Nvidia Vera CPU designed for agentic AI workloads

The Vera CPU marks Nvidia’s ambitious venture into agentic workloads-AI scenarios requiring rapid single-thread performance combined with high memory bandwidth and energy efficiency. The dual-socket Vera server module runs diverse workloads including Python interpreters during training loops, SQL queries, and HPC tasks. It is not designed as a general-purpose x86 replacement, rather as a specialized CPU to accelerate AI model training and deployment phases where CPUs orchestrate code snippets, score outputs, and handle procedural logic in parallel with GPUs.

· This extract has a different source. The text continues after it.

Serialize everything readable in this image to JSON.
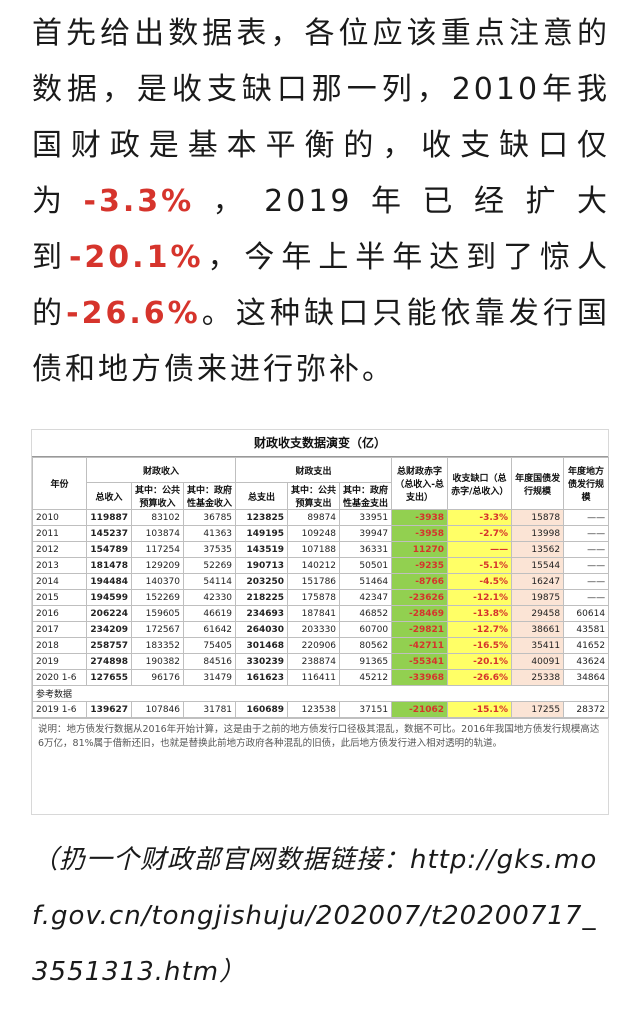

While Vera’s high core count and interface to GPUs enable tight integration in AI workflows, Nvidia does not aim to replace x86 CPUs broadly; the focus remains workload-specific. System partners like Dell and HP receive Vera reference modules to build integrated AI servers but could technically create alternative systems, though Nvidia expects them to follow recommended agentic AI use cases for maximum benefit.

Groq LPUs and Vera Rubin GPUs optimize AI token generation

Regarding Nvidia’s collaboration with Intel on NVLink Fusion, Buck confirmed ongoing progress in integrating an IP block and chiplet to enable high-bandwidth connections between Intel CPUs and Nvidia GPUs. Integration efforts are complex and silicon-level, with manufacturing and IP deployment decisions shared between partners. However, Buck deflected questions about Nvidia IP running on Intel’s process nodes, leaving such strategic decisions to CEO Jensen Huang’s purview.

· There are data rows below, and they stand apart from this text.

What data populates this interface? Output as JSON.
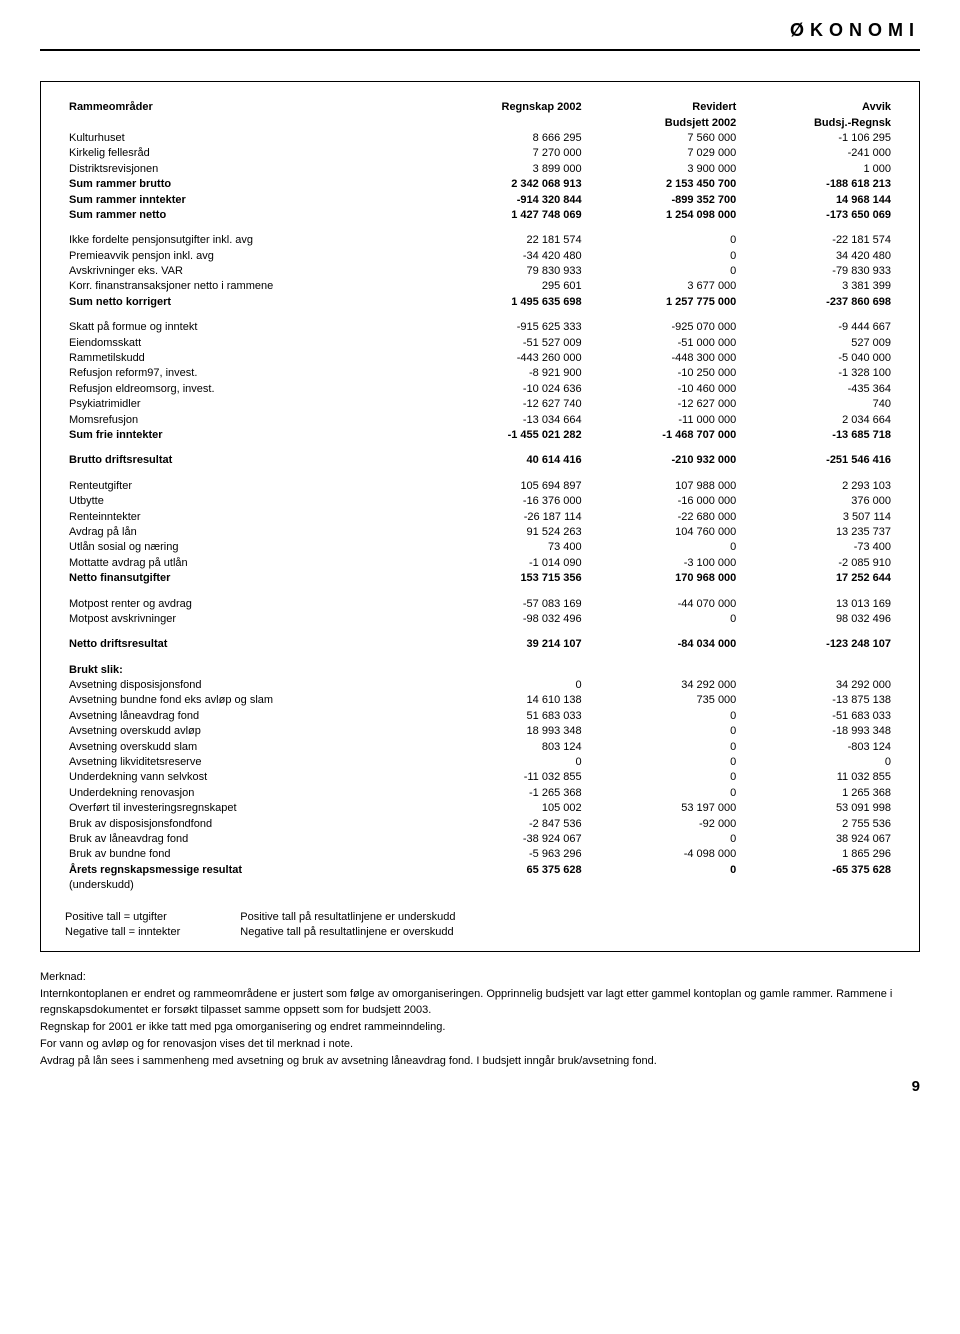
{
  "header": {
    "section_label": "ØKONOMI"
  },
  "table": {
    "columns": [
      {
        "key": "label",
        "header1": "Rammeområder",
        "header2": ""
      },
      {
        "key": "c1",
        "header1": "Regnskap 2002",
        "header2": ""
      },
      {
        "key": "c2",
        "header1": "Revidert",
        "header2": "Budsjett 2002"
      },
      {
        "key": "c3",
        "header1": "Avvik",
        "header2": "Budsj.-Regnsk"
      }
    ],
    "groups": [
      [
        {
          "label": "Kulturhuset",
          "c1": "8 666 295",
          "c2": "7 560 000",
          "c3": "-1 106 295"
        },
        {
          "label": "Kirkelig fellesråd",
          "c1": "7 270 000",
          "c2": "7 029 000",
          "c3": "-241 000"
        },
        {
          "label": "Distriktsrevisjonen",
          "c1": "3 899 000",
          "c2": "3 900 000",
          "c3": "1 000"
        },
        {
          "label": "Sum rammer brutto",
          "c1": "2 342 068 913",
          "c2": "2 153 450 700",
          "c3": "-188 618 213",
          "bold": true
        },
        {
          "label": "Sum rammer inntekter",
          "c1": "-914 320 844",
          "c2": "-899 352 700",
          "c3": "14 968 144",
          "bold": true
        },
        {
          "label": "Sum rammer netto",
          "c1": "1 427 748 069",
          "c2": "1 254 098 000",
          "c3": "-173 650 069",
          "bold": true
        }
      ],
      [
        {
          "label": "Ikke fordelte pensjonsutgifter inkl. avg",
          "c1": "22 181 574",
          "c2": "0",
          "c3": "-22 181 574"
        },
        {
          "label": "Premieavvik pensjon inkl. avg",
          "c1": "-34 420 480",
          "c2": "0",
          "c3": "34 420 480"
        },
        {
          "label": "Avskrivninger eks. VAR",
          "c1": "79 830 933",
          "c2": "0",
          "c3": "-79 830 933"
        },
        {
          "label": "Korr. finanstransaksjoner netto i rammene",
          "c1": "295 601",
          "c2": "3 677 000",
          "c3": "3 381 399"
        },
        {
          "label": "Sum netto korrigert",
          "c1": "1 495 635 698",
          "c2": "1 257 775 000",
          "c3": "-237 860 698",
          "bold": true
        }
      ],
      [
        {
          "label": "Skatt på formue og inntekt",
          "c1": "-915 625 333",
          "c2": "-925 070 000",
          "c3": "-9 444 667"
        },
        {
          "label": "Eiendomsskatt",
          "c1": "-51 527 009",
          "c2": "-51 000 000",
          "c3": "527 009"
        },
        {
          "label": "Rammetilskudd",
          "c1": "-443 260 000",
          "c2": "-448 300 000",
          "c3": "-5 040 000"
        },
        {
          "label": "Refusjon reform97, invest.",
          "c1": "-8 921 900",
          "c2": "-10 250 000",
          "c3": "-1 328 100"
        },
        {
          "label": "Refusjon eldreomsorg, invest.",
          "c1": "-10 024 636",
          "c2": "-10 460 000",
          "c3": "-435 364"
        },
        {
          "label": "Psykiatrimidler",
          "c1": "-12 627 740",
          "c2": "-12 627 000",
          "c3": "740"
        },
        {
          "label": "Momsrefusjon",
          "c1": "-13 034 664",
          "c2": "-11 000 000",
          "c3": "2 034 664"
        },
        {
          "label": "Sum frie inntekter",
          "c1": "-1 455 021 282",
          "c2": "-1 468 707 000",
          "c3": "-13 685 718",
          "bold": true
        }
      ],
      [
        {
          "label": "Brutto driftsresultat",
          "c1": "40 614 416",
          "c2": "-210 932 000",
          "c3": "-251 546 416",
          "bold": true
        }
      ],
      [
        {
          "label": "Renteutgifter",
          "c1": "105 694 897",
          "c2": "107 988 000",
          "c3": "2 293 103"
        },
        {
          "label": "Utbytte",
          "c1": "-16 376 000",
          "c2": "-16 000 000",
          "c3": "376 000"
        },
        {
          "label": "Renteinntekter",
          "c1": "-26 187 114",
          "c2": "-22 680 000",
          "c3": "3 507 114"
        },
        {
          "label": "Avdrag på lån",
          "c1": "91 524 263",
          "c2": "104 760 000",
          "c3": "13 235 737"
        },
        {
          "label": "Utlån sosial og næring",
          "c1": "73 400",
          "c2": "0",
          "c3": "-73 400"
        },
        {
          "label": "Mottatte avdrag på utlån",
          "c1": "-1 014 090",
          "c2": "-3 100 000",
          "c3": "-2 085 910"
        },
        {
          "label": "Netto finansutgifter",
          "c1": "153 715 356",
          "c2": "170 968 000",
          "c3": "17 252 644",
          "bold": true
        }
      ],
      [
        {
          "label": "Motpost renter og avdrag",
          "c1": "-57 083 169",
          "c2": "-44 070 000",
          "c3": "13 013 169"
        },
        {
          "label": "Motpost avskrivninger",
          "c1": "-98 032 496",
          "c2": "0",
          "c3": "98 032 496"
        }
      ],
      [
        {
          "label": "Netto driftsresultat",
          "c1": "39 214 107",
          "c2": "-84 034 000",
          "c3": "-123 248 107",
          "bold": true
        }
      ],
      [
        {
          "label": "Brukt slik:",
          "c1": "",
          "c2": "",
          "c3": "",
          "bold": true
        },
        {
          "label": "Avsetning disposisjonsfond",
          "c1": "0",
          "c2": "34 292 000",
          "c3": "34 292 000"
        },
        {
          "label": "Avsetning bundne fond eks avløp og slam",
          "c1": "14 610 138",
          "c2": "735 000",
          "c3": "-13 875 138"
        },
        {
          "label": "Avsetning låneavdrag fond",
          "c1": "51 683 033",
          "c2": "0",
          "c3": "-51 683 033"
        },
        {
          "label": "Avsetning overskudd avløp",
          "c1": "18 993 348",
          "c2": "0",
          "c3": "-18 993 348"
        },
        {
          "label": "Avsetning overskudd slam",
          "c1": "803 124",
          "c2": "0",
          "c3": "-803 124"
        },
        {
          "label": "Avsetning likviditetsreserve",
          "c1": "0",
          "c2": "0",
          "c3": "0"
        },
        {
          "label": "Underdekning vann selvkost",
          "c1": "-11 032 855",
          "c2": "0",
          "c3": "11 032 855"
        },
        {
          "label": "Underdekning renovasjon",
          "c1": "-1 265 368",
          "c2": "0",
          "c3": "1 265 368"
        },
        {
          "label": "Overført til investeringsregnskapet",
          "c1": "105 002",
          "c2": "53 197 000",
          "c3": "53 091 998"
        },
        {
          "label": "Bruk av disposisjonsfondfond",
          "c1": "-2 847 536",
          "c2": "-92 000",
          "c3": "2 755 536"
        },
        {
          "label": "Bruk av låneavdrag fond",
          "c1": "-38 924 067",
          "c2": "0",
          "c3": "38 924 067"
        },
        {
          "label": "Bruk av bundne fond",
          "c1": "-5 963 296",
          "c2": "-4 098 000",
          "c3": "1 865 296"
        },
        {
          "label": "Årets regnskapsmessige resultat",
          "c1": "65 375 628",
          "c2": "0",
          "c3": "-65 375 628",
          "bold": true
        },
        {
          "label": "(underskudd)",
          "c1": "",
          "c2": "",
          "c3": ""
        }
      ]
    ],
    "legend": {
      "left": [
        "Positive tall = utgifter",
        "Negative tall = inntekter"
      ],
      "right": [
        "Positive tall på resultatlinjene er underskudd",
        "Negative tall på resultatlinjene er overskudd"
      ]
    }
  },
  "notes": {
    "heading": "Merknad:",
    "lines": [
      "Internkontoplanen er endret og rammeområdene er justert som følge av omorganiseringen. Opprinnelig budsjett var lagt etter gammel kontoplan og gamle rammer. Rammene i regnskapsdokumentet er forsøkt tilpasset samme oppsett som for budsjett 2003.",
      "Regnskap for 2001 er ikke tatt med pga omorganisering og endret rammeinndeling.",
      "For vann og avløp og for renovasjon vises det til merknad i note.",
      "Avdrag på lån sees i sammenheng med avsetning og bruk av avsetning låneavdrag fond. I budsjett inngår bruk/avsetning fond."
    ]
  },
  "page_number": "9"
}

Nvidia still considers CPX ”a good idea” for future use cases requiring extremely high token throughput at massive scale, such as agent-to-agent AI running trillion-parameter models with extensive KV caches. However, the current economics and technical constraints favor the LPUs paired with Vera Rubin GPUs, which achieve a balance between performance and cost for this year’s deployments. LPUs alone demand many chips due to limited on-chip SRAM, while pairing with GPUs reduces chip count dramatically without sacrificing token generation speed.

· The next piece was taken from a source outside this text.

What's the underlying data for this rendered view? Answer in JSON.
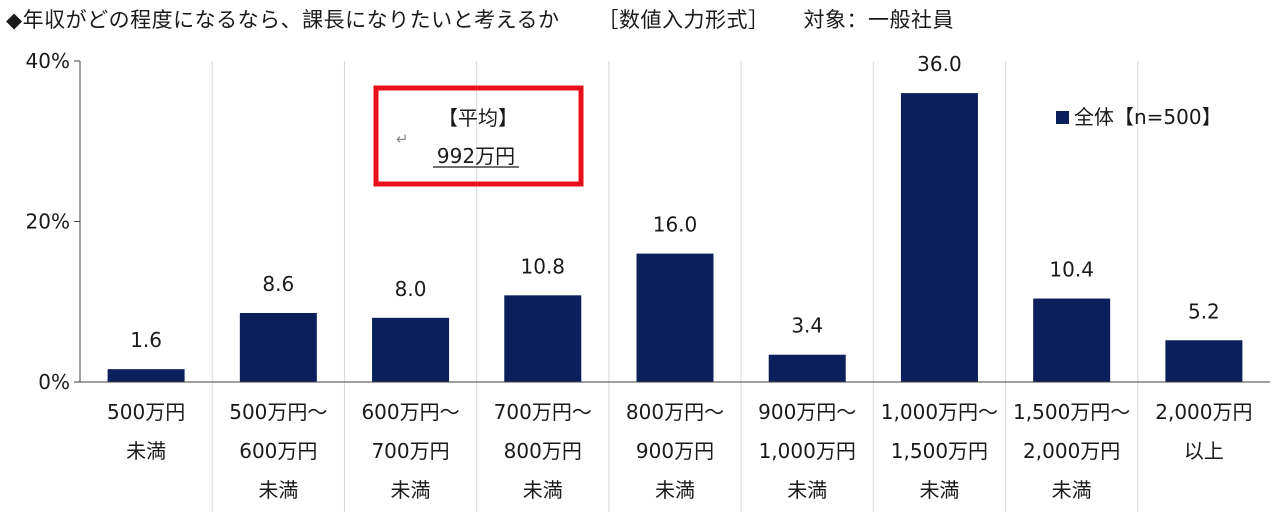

Buck detailed how the LPX racks and Vera Rubin GPUs complement each other, with LPUs’ superior memory bandwidth driving mixture-of-experts layers and GPUs executing attention math. This synergy reaches token generation rates exceeding 1,000 tokens per second with feasible rack counts, enabling AI data centers operating at 100 to 1,000 megawatt scales to deploy models economically for real-world workloads.

Future Nvidia hardware roadmap includes NVLink and optical connectivity

On the hardware front, LPX chips do not yet support Nvidia’s proprietary NVLink chip-to-chip interconnect but will add this capability in the next LP40 generation. The roadmap also includes expanding compute precision with FP4 formats and tensor operations akin to Nvidia’s GPUs. Optical connectivity will integrate with Vera’s design, utilizing co-packaged optics to enhance rack-to-rack bandwidth and reduce latency-a crucial factor as AI scales beyond current model sizes.

Buck highlighted innovations in Nvidia’s server architecture, emphasizing copper-based NVLink interconnects within racks for exceptional bandwidth and power efficiency. The company’s plans include scaling GPU counts from 72 per rack today to prototypes supporting 576 GPUs interconnected via dual-layer NVLink switches, with architectures capable of pushing toward 1,152 GPUs, anticipating future AI model demands.

Software optimizations critical to Nvidia’s AI performance gains

Software remains a critical competitive advantage; Buck disclosed efforts optimizing AI models like DeepSeek through extensive GPU-hour simulations and software kernel tuning. These optimizations provided up to 4x speed improvements on existing GPUs without new hardware. The investment in software underscores Nvidia’s belief that chip speed alone doesn’t guarantee AI performance; system-wide orchestration and software innovation are equally important to unlock true gains.